Design’s promise is both blessing and curse; it aims to deliver preferred states, behavior change, and added value. But often its heavy hand and deliberate drive to combustion can alienate and even raise suspicion. This talk interrogates what the minimum of design can accomplish through dozens of tangible examples—from the recklessly aspirational to the deadly practical. In an era when design promises the most, what then, might the least we could do look like?
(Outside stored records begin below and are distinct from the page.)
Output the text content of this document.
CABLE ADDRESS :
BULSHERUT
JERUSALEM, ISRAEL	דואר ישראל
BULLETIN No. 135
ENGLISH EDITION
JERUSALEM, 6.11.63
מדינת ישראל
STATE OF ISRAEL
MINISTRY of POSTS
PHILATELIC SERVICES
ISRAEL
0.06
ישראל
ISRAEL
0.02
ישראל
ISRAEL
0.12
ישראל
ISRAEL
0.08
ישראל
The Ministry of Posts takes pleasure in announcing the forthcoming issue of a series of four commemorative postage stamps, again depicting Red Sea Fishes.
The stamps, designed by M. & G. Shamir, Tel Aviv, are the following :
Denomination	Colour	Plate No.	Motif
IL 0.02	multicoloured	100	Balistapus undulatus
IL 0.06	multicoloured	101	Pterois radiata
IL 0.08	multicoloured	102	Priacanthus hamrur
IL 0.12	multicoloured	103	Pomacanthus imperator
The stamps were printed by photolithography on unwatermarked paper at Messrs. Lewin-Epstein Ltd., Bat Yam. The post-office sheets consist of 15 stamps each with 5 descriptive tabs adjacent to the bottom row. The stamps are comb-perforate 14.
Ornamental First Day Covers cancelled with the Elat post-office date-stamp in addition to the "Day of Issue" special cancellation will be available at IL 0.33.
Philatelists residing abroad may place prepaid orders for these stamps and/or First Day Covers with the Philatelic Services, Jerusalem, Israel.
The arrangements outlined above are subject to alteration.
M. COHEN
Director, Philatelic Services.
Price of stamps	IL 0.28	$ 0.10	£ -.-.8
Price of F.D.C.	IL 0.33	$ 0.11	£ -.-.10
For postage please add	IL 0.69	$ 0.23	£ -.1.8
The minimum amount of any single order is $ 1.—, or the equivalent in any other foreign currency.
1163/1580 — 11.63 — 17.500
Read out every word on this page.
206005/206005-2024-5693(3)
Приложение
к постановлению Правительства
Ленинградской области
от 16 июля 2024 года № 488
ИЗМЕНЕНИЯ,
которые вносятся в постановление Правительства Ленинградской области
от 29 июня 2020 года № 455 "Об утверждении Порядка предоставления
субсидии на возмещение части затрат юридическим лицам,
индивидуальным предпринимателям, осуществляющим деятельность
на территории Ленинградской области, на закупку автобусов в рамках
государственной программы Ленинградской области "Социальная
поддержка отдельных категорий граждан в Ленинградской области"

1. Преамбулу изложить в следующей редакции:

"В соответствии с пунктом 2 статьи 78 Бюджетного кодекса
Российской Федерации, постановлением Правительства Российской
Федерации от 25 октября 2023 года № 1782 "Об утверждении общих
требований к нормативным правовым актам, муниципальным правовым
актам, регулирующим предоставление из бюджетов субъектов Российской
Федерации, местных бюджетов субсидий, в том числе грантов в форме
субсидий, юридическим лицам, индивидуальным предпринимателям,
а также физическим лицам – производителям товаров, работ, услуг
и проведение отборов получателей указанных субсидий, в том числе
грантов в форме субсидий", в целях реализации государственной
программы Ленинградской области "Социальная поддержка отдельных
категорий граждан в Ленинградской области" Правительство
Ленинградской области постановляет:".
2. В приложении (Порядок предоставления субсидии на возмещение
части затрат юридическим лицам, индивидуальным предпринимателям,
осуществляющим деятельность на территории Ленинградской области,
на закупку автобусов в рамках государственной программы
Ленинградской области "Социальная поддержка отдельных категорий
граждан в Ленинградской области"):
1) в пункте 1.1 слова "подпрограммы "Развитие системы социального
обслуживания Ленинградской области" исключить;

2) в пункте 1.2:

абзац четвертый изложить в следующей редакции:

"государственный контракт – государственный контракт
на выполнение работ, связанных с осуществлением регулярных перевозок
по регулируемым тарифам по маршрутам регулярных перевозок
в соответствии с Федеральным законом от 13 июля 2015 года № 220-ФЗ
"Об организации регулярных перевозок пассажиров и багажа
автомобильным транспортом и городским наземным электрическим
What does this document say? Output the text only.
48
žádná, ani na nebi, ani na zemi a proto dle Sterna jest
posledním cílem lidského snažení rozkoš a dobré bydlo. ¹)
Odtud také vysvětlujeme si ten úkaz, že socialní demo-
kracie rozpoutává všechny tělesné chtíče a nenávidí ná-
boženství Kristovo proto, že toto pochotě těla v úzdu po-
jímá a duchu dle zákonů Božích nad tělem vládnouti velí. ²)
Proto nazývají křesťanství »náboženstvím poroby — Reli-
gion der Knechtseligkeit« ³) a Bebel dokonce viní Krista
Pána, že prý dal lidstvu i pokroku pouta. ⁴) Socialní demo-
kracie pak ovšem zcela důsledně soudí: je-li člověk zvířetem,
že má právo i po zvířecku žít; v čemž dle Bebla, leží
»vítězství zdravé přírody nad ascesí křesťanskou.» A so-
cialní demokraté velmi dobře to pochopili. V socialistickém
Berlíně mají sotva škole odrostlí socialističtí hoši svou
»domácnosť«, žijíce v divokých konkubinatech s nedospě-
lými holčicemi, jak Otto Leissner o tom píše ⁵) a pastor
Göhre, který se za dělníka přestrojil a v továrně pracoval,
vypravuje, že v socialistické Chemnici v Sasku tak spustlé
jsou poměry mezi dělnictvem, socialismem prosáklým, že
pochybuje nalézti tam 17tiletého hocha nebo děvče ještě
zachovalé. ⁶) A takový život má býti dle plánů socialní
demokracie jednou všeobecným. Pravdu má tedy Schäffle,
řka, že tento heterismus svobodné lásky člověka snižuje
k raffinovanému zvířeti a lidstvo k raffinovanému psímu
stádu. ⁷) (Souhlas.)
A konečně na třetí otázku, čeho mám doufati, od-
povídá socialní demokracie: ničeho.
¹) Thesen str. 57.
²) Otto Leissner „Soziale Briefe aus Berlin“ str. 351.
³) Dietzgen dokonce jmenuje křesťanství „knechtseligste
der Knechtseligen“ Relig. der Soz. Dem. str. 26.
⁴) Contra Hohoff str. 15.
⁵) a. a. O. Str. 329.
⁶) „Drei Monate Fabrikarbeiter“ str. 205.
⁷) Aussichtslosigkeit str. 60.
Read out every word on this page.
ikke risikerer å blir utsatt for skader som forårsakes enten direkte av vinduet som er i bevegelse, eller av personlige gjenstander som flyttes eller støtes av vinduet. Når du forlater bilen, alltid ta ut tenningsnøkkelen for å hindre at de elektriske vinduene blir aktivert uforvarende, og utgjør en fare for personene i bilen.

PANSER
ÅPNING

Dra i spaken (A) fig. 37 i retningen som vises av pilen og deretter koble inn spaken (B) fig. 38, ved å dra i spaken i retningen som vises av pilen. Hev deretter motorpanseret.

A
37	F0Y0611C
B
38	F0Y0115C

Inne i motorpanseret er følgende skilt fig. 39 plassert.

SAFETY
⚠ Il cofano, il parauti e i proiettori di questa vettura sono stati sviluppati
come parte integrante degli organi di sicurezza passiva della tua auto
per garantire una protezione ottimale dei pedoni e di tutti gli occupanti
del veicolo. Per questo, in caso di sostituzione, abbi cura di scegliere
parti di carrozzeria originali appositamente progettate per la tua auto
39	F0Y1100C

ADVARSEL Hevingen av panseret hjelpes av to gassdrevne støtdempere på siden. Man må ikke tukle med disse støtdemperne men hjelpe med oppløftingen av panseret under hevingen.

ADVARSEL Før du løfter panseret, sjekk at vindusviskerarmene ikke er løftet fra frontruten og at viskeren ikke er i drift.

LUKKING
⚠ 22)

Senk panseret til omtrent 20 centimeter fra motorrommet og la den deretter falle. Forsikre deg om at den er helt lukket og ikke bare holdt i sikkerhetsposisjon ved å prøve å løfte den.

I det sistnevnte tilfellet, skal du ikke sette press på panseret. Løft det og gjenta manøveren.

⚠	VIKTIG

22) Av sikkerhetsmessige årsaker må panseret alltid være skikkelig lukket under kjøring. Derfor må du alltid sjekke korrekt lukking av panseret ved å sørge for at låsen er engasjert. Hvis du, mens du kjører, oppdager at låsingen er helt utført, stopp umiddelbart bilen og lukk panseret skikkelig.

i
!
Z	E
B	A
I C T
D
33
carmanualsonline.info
Allan Chochinov is the Founding Chair of the MFA in Products of Design graduate program at the School of Visual Arts in New York City, and a partner of Core77, the design network serving a global community of designers and design enthusiasts since 1995. Allan lectures widely at professional conferences, and has been a speaker and guest critic at schools including MIT, Yale School of Management, Columbia School of Business, RMIT, IIT, and Carnegie Mellon. He has moderated and led workshops and symposia at the Aspen Design Conference and the Rockefeller Center at Bellagio, and is a frequent guest critic and competition juror. Prior to SVA and Core77, his work in product design focused on the medical, surgical, and diagnostic fields (projects include work for Johnson & Johnson, Oral-B, FedEx, and Herman Miller). He has been named on numerous design and utility patents and has received awards from The Art Directors Club, The One Club, I.D. Magazine, and Communication Arts.
This lecture took place in room A11, Margaret Morrison Carnegie Hall at 5pm on 10/23/18.